Background Turner syndrome ( TS ) is the most common sex chromosome abnormality in women and is associated with increased morbidity and mortality. We describe long‐term outcomes in a large cohort of patients with TS . Methods and Results Retrospective review of patients with TS followed at Mayo Clinic Rochester from 1950 to 2017 was performed. Clinical, imaging, surgical, and genetic data were analyzed. Survival analysis was performed with the Kaplan–Meier method using age‐ and sex‐matched Olmsted County residents as the reference group. The study cohort comprised 317 patients with TS . Average age at diagnosis was 9 (range, 2–12) years, genetic testing was performed in 202 (64%), and pure monosomy X was present in 75 (37%). Congenital heart disease occurred in 131 (41%), with the most frequent lesions being bicuspid aortic valve (n=102, 32%) and coarctation of the aorta (n=43, 14%). Ascending aortic dilation was common, with mean aortic root size index 2 cm/m 2 , and aortic dissection occurred in 6 (2%) patients.

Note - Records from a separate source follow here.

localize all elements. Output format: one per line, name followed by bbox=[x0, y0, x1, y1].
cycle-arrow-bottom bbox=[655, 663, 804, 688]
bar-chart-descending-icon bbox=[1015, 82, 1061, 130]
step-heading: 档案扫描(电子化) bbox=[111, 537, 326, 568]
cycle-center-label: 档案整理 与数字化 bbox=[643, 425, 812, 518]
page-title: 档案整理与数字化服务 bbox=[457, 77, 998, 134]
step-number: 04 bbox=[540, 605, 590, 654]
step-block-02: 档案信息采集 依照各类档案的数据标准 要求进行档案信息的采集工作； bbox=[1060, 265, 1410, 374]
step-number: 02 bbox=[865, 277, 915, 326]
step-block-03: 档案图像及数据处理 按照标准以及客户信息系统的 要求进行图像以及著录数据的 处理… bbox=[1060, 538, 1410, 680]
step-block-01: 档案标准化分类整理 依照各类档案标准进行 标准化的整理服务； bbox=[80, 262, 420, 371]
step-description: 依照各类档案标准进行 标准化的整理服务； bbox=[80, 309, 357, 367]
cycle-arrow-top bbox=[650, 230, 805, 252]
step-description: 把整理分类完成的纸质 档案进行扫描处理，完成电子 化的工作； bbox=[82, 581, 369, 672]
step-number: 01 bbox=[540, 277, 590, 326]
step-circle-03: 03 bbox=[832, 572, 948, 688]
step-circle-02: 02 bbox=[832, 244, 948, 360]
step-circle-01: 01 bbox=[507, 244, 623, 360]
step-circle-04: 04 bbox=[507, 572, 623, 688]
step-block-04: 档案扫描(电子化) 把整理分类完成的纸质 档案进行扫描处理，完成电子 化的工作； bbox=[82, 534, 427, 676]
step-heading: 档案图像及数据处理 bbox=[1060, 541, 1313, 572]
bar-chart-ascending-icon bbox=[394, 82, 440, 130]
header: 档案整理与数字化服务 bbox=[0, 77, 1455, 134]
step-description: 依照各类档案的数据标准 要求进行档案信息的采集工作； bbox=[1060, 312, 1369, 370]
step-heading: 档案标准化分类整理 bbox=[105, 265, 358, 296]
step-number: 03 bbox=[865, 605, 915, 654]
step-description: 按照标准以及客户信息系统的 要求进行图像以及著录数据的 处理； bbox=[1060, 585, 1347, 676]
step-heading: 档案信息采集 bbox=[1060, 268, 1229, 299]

The average follow‐up was 11 (range, 2–26) years, yielding 3898 patient‐years, and during this period 46 (14%) patients died; mean age at the time of death was 53±17 years. Patients with TS had reduced survival compared with the control group (82% versus 94% at 30 years; P <0.001), and the leading causes of death were cardiovascular disease, liver disease, and malignancy. Conclusions Patients with TS have reduced survival compared with age‐matched controls, and cardiovascular disease is the major cause of death. Further studies are required to determine if targeted cardiovascular risk factor modification will result in improved survival in this population.